Hi I m using v38 tpu in GCP and while loading model getting below error :
he above exception was the direct cause of the following exception:
Traceback (most recent call last):
File "/home/deep_c/workspace/LWM/lwm/vision_chat.py", line 254, in
run(main)
File "/home/deep_c/miniconda3/envs/large_vision_model/lib/python3.10/site-packages/absl/app.py", line 308, in run
_run_main(main, args)
File "/home/deep_c/miniconda3/envs/large_vision_model/lib/python3.10/site-packages/absl/app.py", line 254, in _run_main
sys.exit(main(argv))
File "/home/deep_c/workspace/LWM/lwm/vision_chat.py", line 250, in main
output = sampler(prompts, FLAGS.max_n_frames)[0]

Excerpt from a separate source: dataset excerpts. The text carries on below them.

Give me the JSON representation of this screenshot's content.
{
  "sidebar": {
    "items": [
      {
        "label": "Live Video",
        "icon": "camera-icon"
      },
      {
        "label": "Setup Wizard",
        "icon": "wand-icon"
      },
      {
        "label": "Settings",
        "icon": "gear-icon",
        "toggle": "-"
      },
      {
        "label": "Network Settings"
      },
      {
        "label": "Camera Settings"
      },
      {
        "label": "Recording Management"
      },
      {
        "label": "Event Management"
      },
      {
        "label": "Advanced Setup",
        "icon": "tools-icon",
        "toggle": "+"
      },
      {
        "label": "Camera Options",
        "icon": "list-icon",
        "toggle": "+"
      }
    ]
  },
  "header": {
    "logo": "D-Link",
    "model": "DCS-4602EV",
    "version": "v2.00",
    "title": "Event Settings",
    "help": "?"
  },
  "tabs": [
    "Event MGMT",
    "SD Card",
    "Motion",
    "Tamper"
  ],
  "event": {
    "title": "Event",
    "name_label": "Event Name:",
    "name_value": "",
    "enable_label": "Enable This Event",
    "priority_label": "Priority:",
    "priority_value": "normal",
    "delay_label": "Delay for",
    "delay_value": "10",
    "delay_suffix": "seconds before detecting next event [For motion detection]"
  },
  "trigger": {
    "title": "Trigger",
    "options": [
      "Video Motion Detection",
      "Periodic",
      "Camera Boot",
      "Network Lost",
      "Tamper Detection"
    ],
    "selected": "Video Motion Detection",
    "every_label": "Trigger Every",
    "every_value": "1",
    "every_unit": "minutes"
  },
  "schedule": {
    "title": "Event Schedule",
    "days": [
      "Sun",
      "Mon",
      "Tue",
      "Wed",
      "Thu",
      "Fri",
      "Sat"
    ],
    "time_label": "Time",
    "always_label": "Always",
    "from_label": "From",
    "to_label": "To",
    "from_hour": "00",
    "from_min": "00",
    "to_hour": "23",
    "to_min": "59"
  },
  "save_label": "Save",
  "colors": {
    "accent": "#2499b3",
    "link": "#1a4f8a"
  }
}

File "/home/deep_c/workspace/LWM/lwm/vision_chat.py", line 230, in call
output, self.sharded_rng = self._forward_generate(
jaxlib.xla_extension.XlaRuntimeError: RESOURCE_EXHAUSTED: XLA:TPU compile permanent error. Ran out of memory in memory space hbm. Used 21.95G of 15.48G hbm.
Exceeded hbm capacity by 6.47G.
Total hbm usage >= 22.47G:
reserved 530.00M
program 21.95G
arguments 0B
How to fix this?